What usually is a tame and modest showing of support for Chicago’s WNBA team swelled to a franchise-record crowd of 13,838 on Wednesday at Allstate Arena, and the fans – mostly children from various summer camp programs and the camp staff – provided a raucous backdrop for the Sky’s 72-54 victory against the Tulsa Shock.

Day campers brought signs proclaiming their love for the team, and cheered in accordance with the scoreboard’s instructions. They wrangled against one another to catch a free T-shirt and jumped to their feet with each heroic play.

The Sky responded to the adulation with their fifth home win and first victory by more than 15 points this season.

“I like all the kids in the stands,” said Fowles, who led all scorers with 21 points and posted her 35th double-double of the season with 13 rebounds. “We need to have Camp Day every day.”

The Sky (7-7) never struggled against the Shock (1-12), which entered the matchup on the heels of a coaching change and in the midst of a second disappointing season since the franchise’s relocation to Tulsa from Detroit.

Underestimating a team with a single win, though, is dangerous, but the Sky had no such problem. They started the game with an 8-0 run, never let the Shock closer than seven points and led by as many as 21 late in the second quarter.

The crowd didn’t have much time to stop screaming.
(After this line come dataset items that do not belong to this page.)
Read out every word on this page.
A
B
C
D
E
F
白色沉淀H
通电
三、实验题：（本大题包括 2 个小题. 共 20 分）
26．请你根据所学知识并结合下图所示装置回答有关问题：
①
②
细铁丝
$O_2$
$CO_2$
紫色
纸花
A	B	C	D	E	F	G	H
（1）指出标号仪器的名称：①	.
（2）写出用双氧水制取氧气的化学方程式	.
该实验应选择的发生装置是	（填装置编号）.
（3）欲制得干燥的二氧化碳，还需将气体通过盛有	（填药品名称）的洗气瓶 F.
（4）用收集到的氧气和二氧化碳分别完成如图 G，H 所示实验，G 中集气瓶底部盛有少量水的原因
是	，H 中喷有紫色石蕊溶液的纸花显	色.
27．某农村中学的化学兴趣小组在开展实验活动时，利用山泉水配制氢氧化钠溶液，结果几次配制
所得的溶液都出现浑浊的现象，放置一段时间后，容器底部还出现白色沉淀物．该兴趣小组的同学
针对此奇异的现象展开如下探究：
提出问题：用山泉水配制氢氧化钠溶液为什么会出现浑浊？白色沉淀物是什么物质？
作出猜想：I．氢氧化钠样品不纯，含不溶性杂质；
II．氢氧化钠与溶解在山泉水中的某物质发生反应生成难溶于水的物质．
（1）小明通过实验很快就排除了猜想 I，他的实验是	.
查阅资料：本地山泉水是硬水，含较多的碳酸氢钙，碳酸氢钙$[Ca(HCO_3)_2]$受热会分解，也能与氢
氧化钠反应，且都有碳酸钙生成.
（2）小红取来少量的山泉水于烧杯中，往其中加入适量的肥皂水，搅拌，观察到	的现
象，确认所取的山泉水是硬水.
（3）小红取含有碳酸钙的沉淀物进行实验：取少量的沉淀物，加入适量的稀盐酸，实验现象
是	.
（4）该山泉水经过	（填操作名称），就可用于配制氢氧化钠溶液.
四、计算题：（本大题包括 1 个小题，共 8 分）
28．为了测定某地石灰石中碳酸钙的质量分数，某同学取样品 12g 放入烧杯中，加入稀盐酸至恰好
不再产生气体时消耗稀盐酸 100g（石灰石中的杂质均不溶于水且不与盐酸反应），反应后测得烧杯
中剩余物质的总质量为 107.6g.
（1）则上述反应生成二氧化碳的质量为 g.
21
Between the high-paced offense and the Justin Bieber tunes during timeouts, there was little the children didn’t find exciting.

“Can they come back on the 19th?” quipped Sky coach Pokey Chatman of the Sky’s next home game July 19 against Seattle. “It was great. It makes it harder to communicate sometimes, but what happens, I noticed, is ... it makes your players communicate more. That’s what we want, anyway. It’s electrifying. I didn’t even hear the whistle blow a couple times.”